One of the hosts in a H-A pair has been down for a while because of a faulty
hardware, so I had to manually check whether the changes on the active system
can be propagated to the backup as well. I have synchronized the filesystems,
and switched the load to the newly plugged-in host (because it is faster
than the other one). Just to be sure, I re-ran the checks again,
and was surprised: some files have been different on the new host now.
What was worse, the set of files which were different was a bit suspicious:
bash
, login
, tcpdump
, some other utils
and libraries, including those which are run every time system boots
(such as heartbeat
and its libraries). I ran "rpm -V
", just to be sure the files
are different
than in the RPM database, but it displayed that all files are OK and well
matching the database. I took the clean RPMs from the FTP file repository,
and the files in question were shorter in the package than on my filesystem.
I thought: are current rootkits so smart that they modify the RPM database,
and so stupid that "ls -l
" still can tell the difference?
"rpm -qlv bash|grep /bin/bash
" displayed that there was
a different size in the RPM database than in the file itself, yet
"rpm -V bash
" said the package was perfectly OK.
Strange. So I suspected the rpm
program has been modified
as well (even though it did not show up in the list of modified files).
To prove this, I used strace
. On a clean system its output
was shorter, and the difference was that on a modified system
rpm
spawned some more threads/processes.
"strace -f
" then showed the quilty party - the rpm
command executed prelink
on each modified binary.
So I have been hunting ghosts all the time: the files in question have only
not been prelinked yet, or the prelinking info has been overwritten (or not
overwritten, I don't know) by my synchronization scripts.

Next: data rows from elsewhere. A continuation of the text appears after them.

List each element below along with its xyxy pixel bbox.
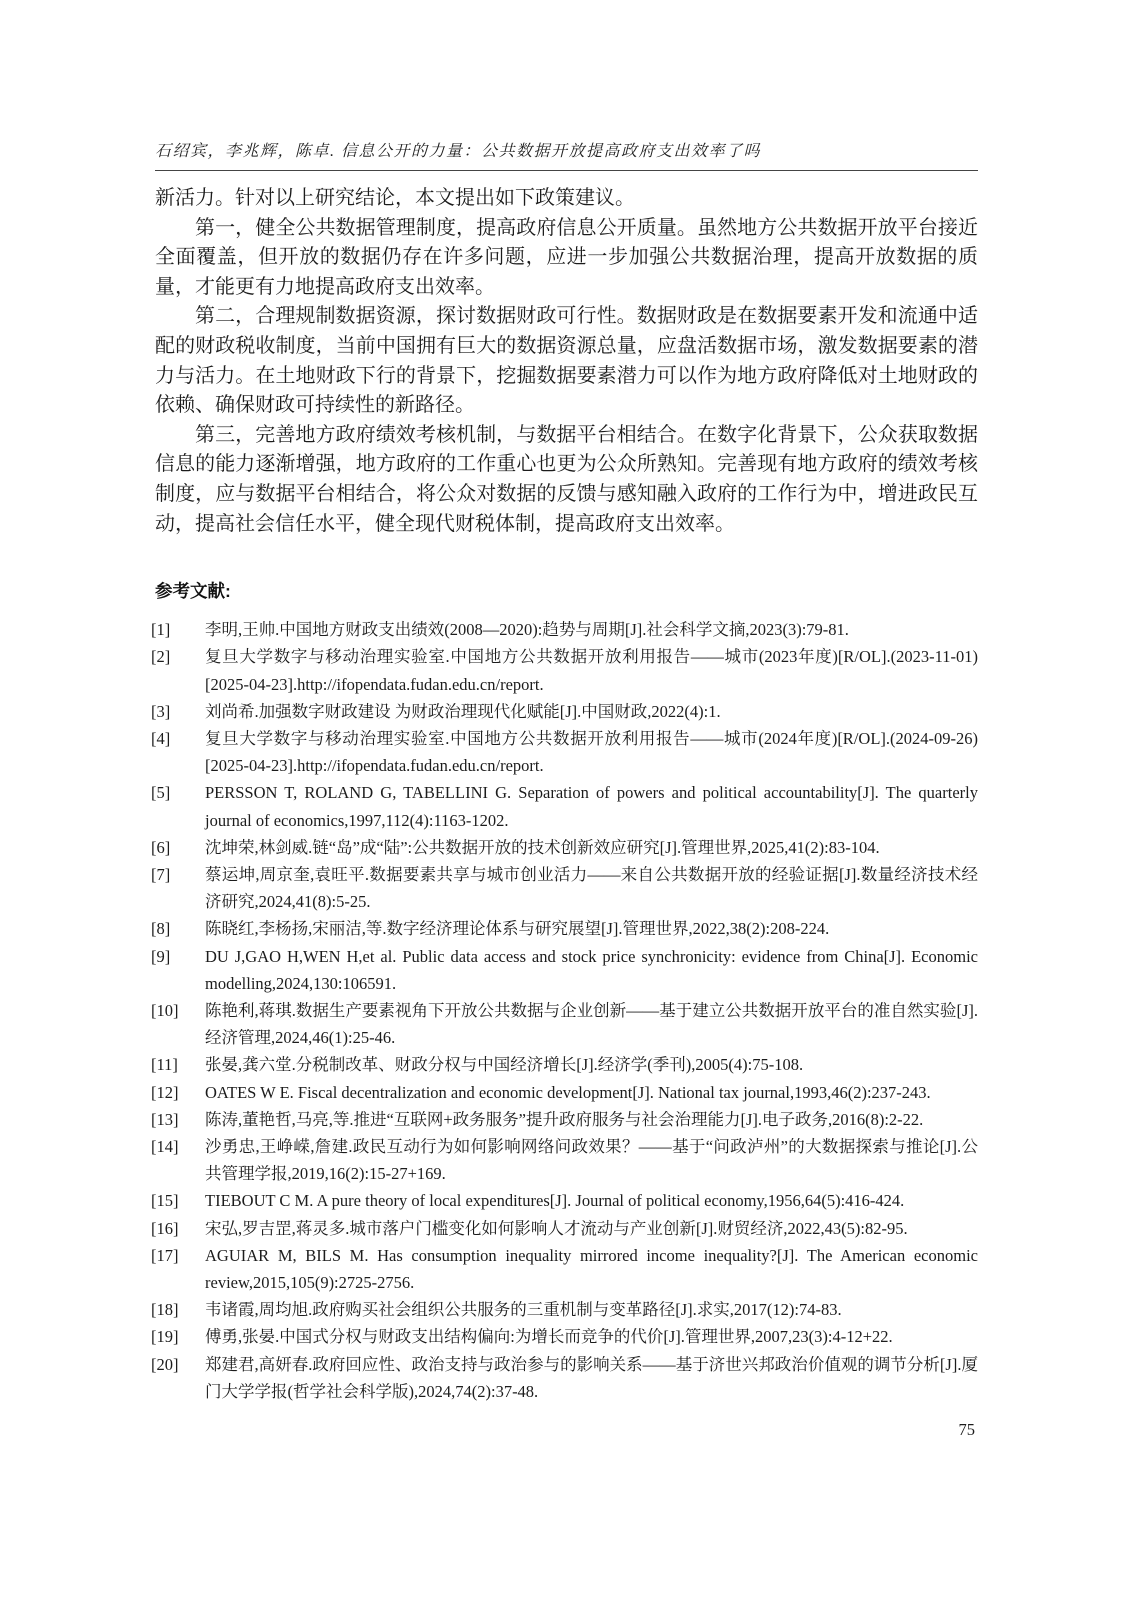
reference-number: [15]	[151, 1187, 179, 1214]
reference-item: [19]傅勇,张晏.中国式分权与财政支出结构偏向:为增长而竞争的代价[J].管理…	[155, 1323, 978, 1350]
reference-item: [10]陈艳利,蒋琪.数据生产要素视角下开放公共数据与企业创新——基于建立公共数…	[155, 997, 978, 1051]
reference-item: [3]刘尚希.加强数字财政建设 为财政治理现代化赋能[J].中国财政,2022(…	[155, 698, 978, 725]
body-paragraph: 第二，合理规制数据资源，探讨数据财政可行性。数据财政是在数据要素开发和流通中适配…	[155, 302, 978, 420]
reference-text: 李明,王帅.中国地方财政支出绩效(2008—2020):趋势与周期[J].社会科…	[205, 620, 849, 639]
reference-number: [12]	[151, 1079, 179, 1106]
reference-text: OATES W E. Fiscal decentralization and e…	[205, 1083, 931, 1102]
reference-item: [20]郑建君,高妍春.政府回应性、政治支持与政治参与的影响关系——基于济世兴邦…	[155, 1351, 978, 1405]
reference-number: [16]	[151, 1215, 179, 1242]
reference-number: [9]	[151, 943, 170, 970]
reference-number: [11]	[151, 1051, 178, 1078]
body-paragraph: 新活力。针对以上研究结论，本文提出如下政策建议。	[155, 184, 978, 214]
body-paragraphs: 新活力。针对以上研究结论，本文提出如下政策建议。第一，健全公共数据管理制度，提高…	[155, 184, 978, 539]
reference-text: 沙勇忠,王峥嵘,詹建.政民互动行为如何影响网络问政效果？——基于“问政泸州”的大…	[205, 1137, 978, 1183]
reference-text: 沈坤荣,林剑威.链“岛”成“陆”:公共数据开放的技术创新效应研究[J].管理世界…	[205, 838, 880, 857]
reference-number: [10]	[151, 997, 179, 1024]
reference-text: 陈晓红,李杨扬,宋丽洁,等.数字经济理论体系与研究展望[J].管理世界,2022…	[205, 919, 829, 938]
reference-text: 郑建君,高妍春.政府回应性、政治支持与政治参与的影响关系——基于济世兴邦政治价值…	[205, 1355, 978, 1401]
reference-item: [1]李明,王帅.中国地方财政支出绩效(2008—2020):趋势与周期[J].…	[155, 616, 978, 643]
references-list: [1]李明,王帅.中国地方财政支出绩效(2008—2020):趋势与周期[J].…	[155, 616, 978, 1405]
reference-item: [7]蔡运坤,周京奎,袁旺平.数据要素共享与城市创业活力——来自公共数据开放的经…	[155, 861, 978, 915]
references-heading: 参考文献:	[155, 578, 978, 603]
reference-text: 刘尚希.加强数字财政建设 为财政治理现代化赋能[J].中国财政,2022(4):…	[205, 702, 721, 721]
body-paragraph: 第一，健全公共数据管理制度，提高政府信息公开质量。虽然地方公共数据开放平台接近全…	[155, 214, 978, 303]
reference-text: 张晏,龚六堂.分税制改革、财政分权与中国经济增长[J].经济学(季刊),2005…	[205, 1055, 803, 1074]
reference-number: [19]	[151, 1323, 179, 1350]
reference-number: [2]	[151, 643, 170, 670]
reference-text: PERSSON T, ROLAND G, TABELLINI G. Separa…	[205, 783, 978, 829]
reference-item: [12]OATES W E. Fiscal decentralization a…	[155, 1079, 978, 1106]
reference-item: [14]沙勇忠,王峥嵘,詹建.政民互动行为如何影响网络问政效果？——基于“问政泸…	[155, 1133, 978, 1187]
reference-text: TIEBOUT C M. A pure theory of local expe…	[205, 1191, 904, 1210]
reference-item: [15]TIEBOUT C M. A pure theory of local …	[155, 1187, 978, 1214]
reference-number: [6]	[151, 834, 170, 861]
reference-item: [18]韦诸霞,周均旭.政府购买社会组织公共服务的三重机制与变革路径[J].求实…	[155, 1296, 978, 1323]
reference-number: [18]	[151, 1296, 179, 1323]
reference-text: AGUIAR M, BILS M. Has consumption inequa…	[205, 1246, 978, 1292]
reference-item: [11]张晏,龚六堂.分税制改革、财政分权与中国经济增长[J].经济学(季刊),…	[155, 1051, 978, 1078]
reference-number: [1]	[151, 616, 170, 643]
reference-item: [2]复旦大学数字与移动治理实验室.中国地方公共数据开放利用报告——城市(202…	[155, 643, 978, 697]
reference-number: [5]	[151, 779, 170, 806]
reference-number: [20]	[151, 1351, 179, 1378]
reference-item: [16]宋弘,罗吉罡,蒋灵多.城市落户门槛变化如何影响人才流动与产业创新[J].…	[155, 1215, 978, 1242]
reference-text: 宋弘,罗吉罡,蒋灵多.城市落户门槛变化如何影响人才流动与产业创新[J].财贸经济…	[205, 1219, 908, 1238]
paper-page: 石绍宾，李兆辉，陈卓. 信息公开的力量：公共数据开放提高政府支出效率了吗 新活力…	[0, 0, 1140, 1600]
reference-number: [4]	[151, 725, 170, 752]
reference-item: [13]陈涛,董艳哲,马亮,等.推进“互联网+政务服务”提升政府服务与社会治理能…	[155, 1106, 978, 1133]
body-paragraph: 第三，完善地方政府绩效考核机制，与数据平台相结合。在数字化背景下，公众获取数据信…	[155, 421, 978, 539]
reference-item: [5]PERSSON T, ROLAND G, TABELLINI G. Sep…	[155, 779, 978, 833]
reference-item: [9]DU J,GAO H,WEN H,et al. Public data a…	[155, 943, 978, 997]
reference-text: 复旦大学数字与移动治理实验室.中国地方公共数据开放利用报告——城市(2023年度…	[205, 647, 978, 693]
reference-text: 陈涛,董艳哲,马亮,等.推进“互联网+政务服务”提升政府服务与社会治理能力[J]…	[205, 1110, 923, 1129]
reference-item: [8]陈晓红,李杨扬,宋丽洁,等.数字经济理论体系与研究展望[J].管理世界,2…	[155, 915, 978, 942]
reference-text: 复旦大学数字与移动治理实验室.中国地方公共数据开放利用报告——城市(2024年度…	[205, 729, 978, 775]
reference-number: [13]	[151, 1106, 179, 1133]
running-head: 石绍宾，李兆辉，陈卓. 信息公开的力量：公共数据开放提高政府支出效率了吗	[155, 138, 978, 171]
reference-number: [3]	[151, 698, 170, 725]
reference-text: 傅勇,张晏.中国式分权与财政支出结构偏向:为增长而竞争的代价[J].管理世界,2…	[205, 1327, 893, 1346]
reference-text: DU J,GAO H,WEN H,et al. Public data acce…	[205, 947, 978, 993]
reference-text: 韦诸霞,周均旭.政府购买社会组织公共服务的三重机制与变革路径[J].求实,201…	[205, 1300, 842, 1319]
reference-item: [4]复旦大学数字与移动治理实验室.中国地方公共数据开放利用报告——城市(202…	[155, 725, 978, 779]
page-number: 75	[959, 1420, 976, 1440]
reference-number: [8]	[151, 915, 170, 942]
reference-number: [17]	[151, 1242, 179, 1269]
reference-text: 陈艳利,蒋琪.数据生产要素视角下开放公共数据与企业创新——基于建立公共数据开放平…	[205, 1001, 978, 1047]
reference-number: [14]	[151, 1133, 179, 1160]
page-content: 石绍宾，李兆辉，陈卓. 信息公开的力量：公共数据开放提高政府支出效率了吗 新活力…	[155, 138, 978, 1405]
reference-text: 蔡运坤,周京奎,袁旺平.数据要素共享与城市创业活力——来自公共数据开放的经验证据…	[205, 865, 978, 911]
reference-item: [17]AGUIAR M, BILS M. Has consumption in…	[155, 1242, 978, 1296]
reference-number: [7]	[151, 861, 170, 888]
reference-item: [6]沈坤荣,林剑威.链“岛”成“陆”:公共数据开放的技术创新效应研究[J].管…	[155, 834, 978, 861]
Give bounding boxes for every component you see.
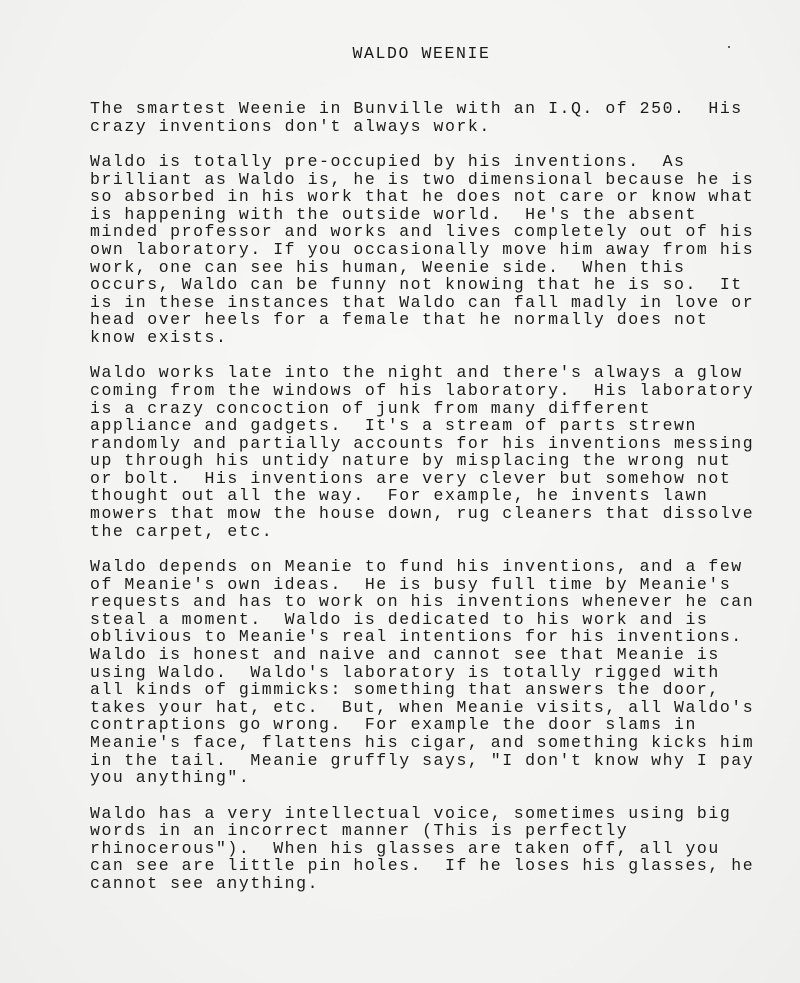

After running "/etc/cron.daily/prelink
" on
a "modified" system both filesystems look the same. Problem solved.
For a long time I wondered
how prelinking can be done without modifying the binary (and thus breaking
the packaging system). The answer for rpm
appears to be:
the package manager needs to know about prelinking as well. I have to find
some time to read Jakub's
prelink paper (PDF).
Back to a serious work now.
3 replies for this story:
Vasek Stodulka wrote:
Yes, prelink. It shoud be written at the top of rpm man page (maybe also bold and red) that prelink modifies binaries and RPM knows about it. Most people find differences and then hunt ghosts - just like you. I only wonder how a guru like you do not know this. :-)
Yenya wrote: Too much knowledge
I think hunting ghosts is not bad per se, provided that I find the right answer after all. It is probably that I know about many things that can go wrong, so it takes time to find the right one. Last week one of my students asked me to find out whether he cannot login via KDM any more after installing some completely unrelated package. I have traced the X startup scripts and so on, and it took me at least quarter an hour before I ran "df /" and discovered that his root filesystem is full...
Peter Kruty wrote: knowledge
Right, there is so much knowledge about the live Linux system, that sometimes tooks time to find out right source of the problems.